Письма к Вере - Владимир Владимирович Набоков
Шрифт:
Интервал:
50. 21 июня 1926 г.
Берлин – Санкт-Блазиен
21/vi–26Скунксик <sic>,
утром около половины одиннадцатого поехал в «Руль», отдал Гессену мой рассказ (я еще не знаю, назову ли его просто «Сказка» или «Нечет». Он довольно велик – восемнадцать страниц; вообще, неизвестно, пойдет ли он. Если пойдет, то к среде его отпечатают на машинке и я его прокорректирую. Если же он не пойдет, то пошлю его в «Слово» с таким условием: 30 марок к 1-му числу. Ни копейки меньше и ни на день позже. Отлично?). Вернулся в свой район и, видя, что до урока с Mme Каплан остается целый час, сперва зашел к Берте Гавр.<иловне> (ей гораздо лучше, по словам Шуры), но никто не открыл мне, и от нечего делать я посидел в открытом кафе на углу Баварской площади и выпил бокал черного пива. Затем давал урок (Сегодня очень тепло, но перепадает дождь. Я в новеньких, сереньких). Обедал (отличная котлета и земляника) и, полежав на диванчике (радость моя, я в той же комнате, – ведь я тебе писал, кажется, что отказался переехать в другую?), отправился к четырем Sackwards. Играл с ним в мяч. На обратном пути (купил «Observer») зашел на Регенсбург.<ерштрассе> Всех видел, посидел полчаса, забрал белье чистое и вернулся домой ужинать (отличная яичница и мясики).
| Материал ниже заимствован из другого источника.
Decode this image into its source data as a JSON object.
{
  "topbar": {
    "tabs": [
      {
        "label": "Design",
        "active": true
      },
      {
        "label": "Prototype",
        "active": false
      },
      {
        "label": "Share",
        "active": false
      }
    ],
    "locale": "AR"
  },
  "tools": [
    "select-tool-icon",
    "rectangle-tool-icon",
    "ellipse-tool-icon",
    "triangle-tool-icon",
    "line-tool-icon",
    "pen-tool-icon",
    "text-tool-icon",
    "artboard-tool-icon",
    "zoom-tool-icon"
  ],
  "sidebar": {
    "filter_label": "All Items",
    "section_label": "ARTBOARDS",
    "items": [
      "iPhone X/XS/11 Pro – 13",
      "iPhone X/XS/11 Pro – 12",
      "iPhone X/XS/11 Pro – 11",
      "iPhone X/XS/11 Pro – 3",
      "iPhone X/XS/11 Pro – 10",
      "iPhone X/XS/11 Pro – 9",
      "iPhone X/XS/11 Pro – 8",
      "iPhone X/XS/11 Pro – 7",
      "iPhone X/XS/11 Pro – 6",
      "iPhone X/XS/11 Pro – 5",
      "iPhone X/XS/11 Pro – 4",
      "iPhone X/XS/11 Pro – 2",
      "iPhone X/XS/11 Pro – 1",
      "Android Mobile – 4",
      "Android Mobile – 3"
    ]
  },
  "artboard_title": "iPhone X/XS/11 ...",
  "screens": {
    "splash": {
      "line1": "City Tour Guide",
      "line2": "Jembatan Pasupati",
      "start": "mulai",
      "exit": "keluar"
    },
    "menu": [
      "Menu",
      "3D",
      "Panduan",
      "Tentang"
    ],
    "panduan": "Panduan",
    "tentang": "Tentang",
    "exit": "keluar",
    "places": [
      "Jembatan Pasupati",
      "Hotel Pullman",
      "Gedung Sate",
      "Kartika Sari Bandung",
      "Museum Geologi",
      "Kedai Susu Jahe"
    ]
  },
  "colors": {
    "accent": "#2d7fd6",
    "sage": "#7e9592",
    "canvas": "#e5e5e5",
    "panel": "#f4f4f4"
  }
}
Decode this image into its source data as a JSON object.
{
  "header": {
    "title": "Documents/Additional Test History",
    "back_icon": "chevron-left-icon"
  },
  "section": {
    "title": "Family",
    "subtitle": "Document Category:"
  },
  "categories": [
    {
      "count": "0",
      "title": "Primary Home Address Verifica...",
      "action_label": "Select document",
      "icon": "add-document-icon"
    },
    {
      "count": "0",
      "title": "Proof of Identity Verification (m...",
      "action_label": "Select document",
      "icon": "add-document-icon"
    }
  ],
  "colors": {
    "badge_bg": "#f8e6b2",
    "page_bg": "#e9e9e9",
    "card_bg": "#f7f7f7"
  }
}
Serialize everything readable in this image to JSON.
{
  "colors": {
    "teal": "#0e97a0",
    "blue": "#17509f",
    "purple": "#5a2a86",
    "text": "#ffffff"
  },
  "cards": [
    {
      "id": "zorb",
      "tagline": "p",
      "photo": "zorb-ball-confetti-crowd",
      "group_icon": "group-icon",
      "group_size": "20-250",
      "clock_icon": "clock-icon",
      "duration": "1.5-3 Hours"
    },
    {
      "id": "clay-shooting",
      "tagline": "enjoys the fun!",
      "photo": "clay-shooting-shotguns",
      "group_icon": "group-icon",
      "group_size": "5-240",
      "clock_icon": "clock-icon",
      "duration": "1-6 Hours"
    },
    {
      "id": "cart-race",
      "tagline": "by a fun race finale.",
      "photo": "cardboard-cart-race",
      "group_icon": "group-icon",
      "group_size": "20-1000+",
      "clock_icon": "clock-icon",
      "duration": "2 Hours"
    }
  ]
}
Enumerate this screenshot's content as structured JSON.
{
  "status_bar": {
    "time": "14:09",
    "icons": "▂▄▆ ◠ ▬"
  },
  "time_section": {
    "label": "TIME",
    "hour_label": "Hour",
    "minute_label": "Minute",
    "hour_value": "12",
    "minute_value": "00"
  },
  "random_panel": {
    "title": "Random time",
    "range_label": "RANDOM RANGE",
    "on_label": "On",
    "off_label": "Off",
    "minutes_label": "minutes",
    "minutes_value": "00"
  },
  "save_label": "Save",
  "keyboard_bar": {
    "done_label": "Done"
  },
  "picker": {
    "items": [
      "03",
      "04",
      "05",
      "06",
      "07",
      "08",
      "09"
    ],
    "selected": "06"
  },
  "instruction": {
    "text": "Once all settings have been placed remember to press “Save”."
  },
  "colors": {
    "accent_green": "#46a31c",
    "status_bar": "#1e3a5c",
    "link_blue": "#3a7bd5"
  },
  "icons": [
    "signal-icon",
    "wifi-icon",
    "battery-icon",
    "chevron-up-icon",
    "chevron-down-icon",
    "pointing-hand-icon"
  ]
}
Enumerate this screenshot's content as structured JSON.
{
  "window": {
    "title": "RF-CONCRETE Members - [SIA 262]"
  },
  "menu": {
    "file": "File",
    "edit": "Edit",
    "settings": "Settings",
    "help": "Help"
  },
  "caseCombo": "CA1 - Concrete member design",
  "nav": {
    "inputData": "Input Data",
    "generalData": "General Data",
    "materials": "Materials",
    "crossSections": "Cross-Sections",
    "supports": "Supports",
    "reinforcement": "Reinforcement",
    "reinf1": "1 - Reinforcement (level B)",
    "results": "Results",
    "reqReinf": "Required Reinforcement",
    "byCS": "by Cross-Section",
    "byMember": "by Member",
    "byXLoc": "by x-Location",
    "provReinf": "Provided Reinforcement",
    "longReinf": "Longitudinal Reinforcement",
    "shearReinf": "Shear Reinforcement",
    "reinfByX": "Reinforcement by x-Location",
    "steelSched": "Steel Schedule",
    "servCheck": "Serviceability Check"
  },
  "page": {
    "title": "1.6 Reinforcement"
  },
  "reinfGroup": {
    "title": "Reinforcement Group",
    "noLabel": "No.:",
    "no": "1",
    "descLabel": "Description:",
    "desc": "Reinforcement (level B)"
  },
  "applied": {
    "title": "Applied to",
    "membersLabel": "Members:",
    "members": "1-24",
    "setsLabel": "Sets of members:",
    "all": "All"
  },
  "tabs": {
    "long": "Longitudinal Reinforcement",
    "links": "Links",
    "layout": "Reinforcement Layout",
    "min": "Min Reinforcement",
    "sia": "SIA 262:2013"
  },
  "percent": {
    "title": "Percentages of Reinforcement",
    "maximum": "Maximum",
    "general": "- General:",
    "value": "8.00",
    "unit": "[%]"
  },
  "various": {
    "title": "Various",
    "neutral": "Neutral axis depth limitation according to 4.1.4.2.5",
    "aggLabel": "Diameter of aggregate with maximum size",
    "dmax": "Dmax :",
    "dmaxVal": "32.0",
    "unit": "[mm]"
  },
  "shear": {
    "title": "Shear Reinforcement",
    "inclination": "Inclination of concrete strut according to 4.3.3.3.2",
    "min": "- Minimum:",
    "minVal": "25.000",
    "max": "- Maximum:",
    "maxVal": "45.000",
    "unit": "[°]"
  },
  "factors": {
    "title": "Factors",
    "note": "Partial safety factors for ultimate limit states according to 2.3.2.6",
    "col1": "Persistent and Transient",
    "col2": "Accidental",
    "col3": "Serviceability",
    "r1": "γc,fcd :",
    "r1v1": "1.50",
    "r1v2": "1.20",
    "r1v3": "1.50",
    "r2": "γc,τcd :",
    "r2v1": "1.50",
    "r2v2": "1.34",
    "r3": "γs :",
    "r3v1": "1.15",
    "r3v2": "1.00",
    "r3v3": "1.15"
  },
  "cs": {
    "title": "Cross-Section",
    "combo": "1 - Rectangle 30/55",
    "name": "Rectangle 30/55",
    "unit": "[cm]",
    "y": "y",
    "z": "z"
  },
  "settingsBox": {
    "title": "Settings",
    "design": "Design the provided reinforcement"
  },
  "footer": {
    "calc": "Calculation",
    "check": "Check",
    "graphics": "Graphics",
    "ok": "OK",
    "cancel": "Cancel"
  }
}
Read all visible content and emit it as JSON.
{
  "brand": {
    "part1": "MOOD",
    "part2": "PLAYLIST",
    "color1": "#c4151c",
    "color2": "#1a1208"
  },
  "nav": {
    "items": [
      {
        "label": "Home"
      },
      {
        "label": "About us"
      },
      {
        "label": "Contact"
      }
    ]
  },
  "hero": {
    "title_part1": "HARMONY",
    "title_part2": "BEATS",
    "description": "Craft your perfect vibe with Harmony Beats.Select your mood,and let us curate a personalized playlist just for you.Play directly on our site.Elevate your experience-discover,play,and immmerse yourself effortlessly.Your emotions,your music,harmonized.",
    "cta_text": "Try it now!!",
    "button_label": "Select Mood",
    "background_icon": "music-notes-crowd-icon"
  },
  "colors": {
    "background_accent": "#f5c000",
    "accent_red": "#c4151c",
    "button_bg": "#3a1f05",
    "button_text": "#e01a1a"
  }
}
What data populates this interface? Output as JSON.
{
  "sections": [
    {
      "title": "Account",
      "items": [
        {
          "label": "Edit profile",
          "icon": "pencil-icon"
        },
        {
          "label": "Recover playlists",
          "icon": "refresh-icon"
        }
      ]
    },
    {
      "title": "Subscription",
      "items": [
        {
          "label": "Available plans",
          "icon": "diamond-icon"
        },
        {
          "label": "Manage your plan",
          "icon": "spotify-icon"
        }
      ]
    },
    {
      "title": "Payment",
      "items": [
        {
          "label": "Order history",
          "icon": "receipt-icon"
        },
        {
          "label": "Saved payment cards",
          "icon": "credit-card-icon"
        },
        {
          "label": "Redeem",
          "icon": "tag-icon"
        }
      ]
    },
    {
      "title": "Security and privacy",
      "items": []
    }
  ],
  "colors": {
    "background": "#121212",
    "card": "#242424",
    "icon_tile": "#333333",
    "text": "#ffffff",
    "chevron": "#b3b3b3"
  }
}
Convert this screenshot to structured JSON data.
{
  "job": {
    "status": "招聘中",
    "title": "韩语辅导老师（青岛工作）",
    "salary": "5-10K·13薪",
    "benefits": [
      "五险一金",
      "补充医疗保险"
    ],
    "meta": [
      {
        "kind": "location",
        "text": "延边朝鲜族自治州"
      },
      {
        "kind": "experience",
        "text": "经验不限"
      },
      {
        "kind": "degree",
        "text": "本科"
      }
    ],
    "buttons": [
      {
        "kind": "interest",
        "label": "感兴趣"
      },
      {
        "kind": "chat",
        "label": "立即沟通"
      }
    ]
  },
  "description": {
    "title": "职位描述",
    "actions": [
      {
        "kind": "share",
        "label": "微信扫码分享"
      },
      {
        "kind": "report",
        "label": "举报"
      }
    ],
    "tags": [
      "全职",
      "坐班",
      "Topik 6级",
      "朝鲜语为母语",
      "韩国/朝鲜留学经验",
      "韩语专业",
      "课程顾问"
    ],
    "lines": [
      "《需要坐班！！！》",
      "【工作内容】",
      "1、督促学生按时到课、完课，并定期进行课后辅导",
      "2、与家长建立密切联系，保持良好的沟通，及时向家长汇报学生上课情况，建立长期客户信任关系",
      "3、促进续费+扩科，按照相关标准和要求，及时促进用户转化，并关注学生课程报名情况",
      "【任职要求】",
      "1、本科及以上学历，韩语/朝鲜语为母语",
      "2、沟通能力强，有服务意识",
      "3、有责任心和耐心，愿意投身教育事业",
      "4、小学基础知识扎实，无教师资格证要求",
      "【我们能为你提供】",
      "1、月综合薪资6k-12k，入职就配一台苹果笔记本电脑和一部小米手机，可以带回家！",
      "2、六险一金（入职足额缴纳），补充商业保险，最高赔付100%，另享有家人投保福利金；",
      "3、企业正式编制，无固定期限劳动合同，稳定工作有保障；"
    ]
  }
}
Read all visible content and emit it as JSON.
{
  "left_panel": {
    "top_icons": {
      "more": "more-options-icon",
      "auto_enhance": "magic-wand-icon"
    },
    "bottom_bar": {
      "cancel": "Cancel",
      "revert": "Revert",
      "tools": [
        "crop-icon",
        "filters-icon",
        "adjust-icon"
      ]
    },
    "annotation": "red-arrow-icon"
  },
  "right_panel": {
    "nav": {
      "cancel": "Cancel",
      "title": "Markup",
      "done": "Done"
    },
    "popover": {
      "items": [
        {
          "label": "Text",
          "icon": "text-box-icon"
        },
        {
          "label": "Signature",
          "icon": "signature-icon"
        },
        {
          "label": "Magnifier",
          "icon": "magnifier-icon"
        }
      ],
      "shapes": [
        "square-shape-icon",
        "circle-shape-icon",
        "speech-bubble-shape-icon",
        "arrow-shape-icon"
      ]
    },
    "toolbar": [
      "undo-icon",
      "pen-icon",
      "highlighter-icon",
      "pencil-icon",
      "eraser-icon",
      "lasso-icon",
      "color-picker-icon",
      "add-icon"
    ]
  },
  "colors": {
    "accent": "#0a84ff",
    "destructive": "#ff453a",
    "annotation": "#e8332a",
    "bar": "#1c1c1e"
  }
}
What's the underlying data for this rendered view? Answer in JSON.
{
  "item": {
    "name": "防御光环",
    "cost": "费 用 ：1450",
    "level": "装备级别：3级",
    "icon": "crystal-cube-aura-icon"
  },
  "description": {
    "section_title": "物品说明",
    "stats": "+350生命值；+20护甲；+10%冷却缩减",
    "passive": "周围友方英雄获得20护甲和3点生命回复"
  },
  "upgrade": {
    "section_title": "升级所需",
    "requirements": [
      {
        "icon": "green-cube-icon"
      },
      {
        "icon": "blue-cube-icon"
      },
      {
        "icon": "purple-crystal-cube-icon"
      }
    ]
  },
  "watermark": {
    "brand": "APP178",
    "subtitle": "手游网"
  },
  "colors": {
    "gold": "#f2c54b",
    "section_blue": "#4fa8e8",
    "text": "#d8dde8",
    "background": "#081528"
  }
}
Сегодня в «Руле» статья Коноплина о Таборицком и Шабельском-Борг. Странно читать. Им осталось восемь лет каторги. Нашел письмецо твое дорогое, скунсовое. Я счастлив, что тебе лучше. Оставайся, скунсик, в Святой Блазии. Бабочек нельзя так описывать. Что значит «желтая»? Есть миллион оттенков желтого. Та маленькая, в черных крапинках, должно быть, не просто желтая, а оранжевато-рыжая – вроде мази для желтых сапог. Если это так, то принадлежит она к роду Brenthis или Melithea (дневные бабочки с пестрым, часто перламутровым исподом). Другая же, ты пишешь, белая с желтым кантом? Не знаю. Опиши подробнее, – и вообще, еще отметь нескольких. Вчера я вышел пройтись вечером – и вместе с толпой глядел (на Ноллендорфплац) на удивительную световую рекламу – пробегавшую, как освещенный поезд, ленту слов: новости голосованья и просто новости, – целая световая газета. Изумительно красиво. А сейчас четверть десятого. Выходить сегодня больше не буду. Что мне писать тебе о регенбуржцах? Все здоровы, уютны, сидел сегодня в полутьме с Е.<всеем> Л.<азаревичем>, рассказывал ему о вечере у Иоффе, прочел ему стихи, – понравились. Говоря, он вставал, засунув руки в карманы штанов, чуть набок нагнув голову, – медленно шагал через комнату, поворачивался на каблуке, опять шел, чуть опуская голову. Я это все люблю, и мне очень с ним хорошо.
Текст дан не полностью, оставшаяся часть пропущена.